I give most of the credit to the generalized Cohn condition. The condition that the matrix represents a continued fraction seems strong in this situation because we used it to cut the infinite families of parameter values down to single values, but it's not actually very strong. Remember the argument from the middle of A Nice Correspondence about the eight ways of permuting and the eight ways of flipping? There, we only wanted expansions made of positive integers, and there were only 2×1 ways to obtain them. Here, though, we want all possible expansions, and there are 4×2 ways to obtain them, not just by transposing but also by taking the reciprocal and by negating. So, according to me, the matrices that represent continued fractions make up fully 1/8th of the group GL(2,Z). Why then does the condition seem strong? We can see the reason if we project the matrices into the plane of the denominators.

The matrices that represent continued fractions fall into the wedge q_n−1 > q_n−2 > 0, while the infinite families of parameter values lead to matrices that turn into vertical lines of dots.
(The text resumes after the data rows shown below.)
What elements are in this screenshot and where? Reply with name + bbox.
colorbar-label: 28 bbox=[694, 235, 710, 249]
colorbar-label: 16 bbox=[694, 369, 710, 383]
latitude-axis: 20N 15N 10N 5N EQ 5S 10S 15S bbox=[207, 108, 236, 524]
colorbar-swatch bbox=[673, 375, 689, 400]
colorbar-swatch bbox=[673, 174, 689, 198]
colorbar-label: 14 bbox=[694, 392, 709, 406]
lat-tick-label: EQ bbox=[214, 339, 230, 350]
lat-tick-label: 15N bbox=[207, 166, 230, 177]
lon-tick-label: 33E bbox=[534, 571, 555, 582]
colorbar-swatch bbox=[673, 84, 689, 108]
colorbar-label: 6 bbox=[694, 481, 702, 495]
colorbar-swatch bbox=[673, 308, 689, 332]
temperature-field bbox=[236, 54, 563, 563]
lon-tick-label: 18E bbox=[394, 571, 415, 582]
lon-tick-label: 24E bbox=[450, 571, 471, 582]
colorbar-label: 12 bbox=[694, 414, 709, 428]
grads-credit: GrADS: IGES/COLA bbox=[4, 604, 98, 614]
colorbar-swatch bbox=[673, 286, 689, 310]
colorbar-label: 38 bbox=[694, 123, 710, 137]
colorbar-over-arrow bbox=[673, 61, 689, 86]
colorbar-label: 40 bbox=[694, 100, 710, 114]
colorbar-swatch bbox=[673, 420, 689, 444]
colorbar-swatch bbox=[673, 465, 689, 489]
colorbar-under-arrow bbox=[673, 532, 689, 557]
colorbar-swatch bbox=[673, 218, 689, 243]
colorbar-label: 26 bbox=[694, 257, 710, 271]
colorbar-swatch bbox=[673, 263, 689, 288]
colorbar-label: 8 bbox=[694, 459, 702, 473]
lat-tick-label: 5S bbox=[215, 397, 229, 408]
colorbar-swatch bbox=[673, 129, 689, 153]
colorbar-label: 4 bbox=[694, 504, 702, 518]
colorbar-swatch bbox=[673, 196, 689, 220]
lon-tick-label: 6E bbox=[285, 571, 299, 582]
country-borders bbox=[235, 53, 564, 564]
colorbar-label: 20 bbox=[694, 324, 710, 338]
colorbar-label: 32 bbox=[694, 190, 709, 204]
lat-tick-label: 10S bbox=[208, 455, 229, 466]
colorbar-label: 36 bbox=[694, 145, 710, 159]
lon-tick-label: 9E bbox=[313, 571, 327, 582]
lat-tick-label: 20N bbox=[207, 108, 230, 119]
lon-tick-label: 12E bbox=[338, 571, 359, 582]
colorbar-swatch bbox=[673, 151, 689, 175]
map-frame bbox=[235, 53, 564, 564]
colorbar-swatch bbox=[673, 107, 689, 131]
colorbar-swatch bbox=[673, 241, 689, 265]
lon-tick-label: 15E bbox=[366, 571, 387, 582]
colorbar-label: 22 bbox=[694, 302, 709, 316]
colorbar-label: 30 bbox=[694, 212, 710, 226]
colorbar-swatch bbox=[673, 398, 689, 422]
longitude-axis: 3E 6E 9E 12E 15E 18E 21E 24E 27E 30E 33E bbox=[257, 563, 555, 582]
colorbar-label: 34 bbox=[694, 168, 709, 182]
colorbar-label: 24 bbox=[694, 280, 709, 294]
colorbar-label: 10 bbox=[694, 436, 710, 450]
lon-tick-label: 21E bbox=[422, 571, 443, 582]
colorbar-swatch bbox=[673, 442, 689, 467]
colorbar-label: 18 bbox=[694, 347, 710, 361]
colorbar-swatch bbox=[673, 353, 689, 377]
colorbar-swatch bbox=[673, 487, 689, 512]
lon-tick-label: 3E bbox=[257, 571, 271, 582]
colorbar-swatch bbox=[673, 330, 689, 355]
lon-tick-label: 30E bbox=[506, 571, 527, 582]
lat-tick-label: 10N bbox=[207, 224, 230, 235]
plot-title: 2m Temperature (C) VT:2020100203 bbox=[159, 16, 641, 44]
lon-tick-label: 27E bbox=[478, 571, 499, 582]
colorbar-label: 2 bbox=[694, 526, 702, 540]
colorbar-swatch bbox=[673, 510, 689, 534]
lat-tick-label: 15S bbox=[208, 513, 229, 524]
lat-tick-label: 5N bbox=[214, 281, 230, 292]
Of course the intersection is finite!

We can also see the reason that the matrices that represent continued fractions make up 1/8th of the group: there are eight wedges, and the 2×4 ways that we didn't use map them onto each other.

Now let's come gradually back down to earth.

First, if we require that the matrix has determinant 1, that eliminates the two troublesome forms of length 3 and two of the four forms with u = 1 and u = 2 and leaves us with precisely the four forms that we were already familiar with.

Second, let's look at some examples. Here's a table of all the solutions of t² ≡ −1 mod u for 3 ≤ u < 100.

	u	t
x	5	2		22
	10	3		33
x	13	5		2112
	17	4		44
	25	7		3113
	26	5		55
x	29	12		2222
x	34	13		211112
	37	6		66
	41	9		4114
	50	7		77
	53	23		2332
	58	17		3223
	61	11		5115
	65	8		88
		18		311113
	73	27		212212
	74	31		221122
	82	9		99
	85	13		6116
		38		2442
x	89	34		21111112
	97	22		4224
x	610	133		41122114
		233		211111111112

Notes:

• Of course t² ≡ −1 is the appropriate choice for determinant 1.
• Of course the solutions come in pairs. If t is a solution, then so is −t ≡ u − t.
• As before, the solutions with t < u/2 have form T while the paired solutions with t > u/2 have form B. I omitted the latter so that there's one row per pair.
• The last column shows the symmetrical expansion that we get from u and t.
• From the symmetrical expansion we can get u and t back. For example, the rational value of [5,5] is 26/5.
• From the symmetrical expansion we can also run the short sequence of operations to get form T. For example, [5,5] leads to [a₀,5,4,1]. Note that a₀ isn't part of the symmetrical expansion!
• The first column shows which values of u are Markov numbers.
• I included u = 610 because it's the first Markov number with more than one pair of solutions.

I like that table a lot. Here's the feature that seems strangest to me. On the one hand, the values of u are constrained. We know from Square Roots of −1 that they have to be products of evodd primes, optionally with one factor of 2. On the other hand, the symmetrical expansions don't seem very constrained. But, when we map them back to values of u, we get all of those products and nothing else. Strange!

We were supposed to be coming back down to earth, though.

Third, if we require that u is a Markov number and that a₀ is 2, that brings us back to regular Cohn matrices. (Regular Cohn matrices that represent continued fractions.)

And, fourth, if we require that the parameter t has one of the two values produced by the little algorithm, that brings us back to the actual matrices T(u) and B(u).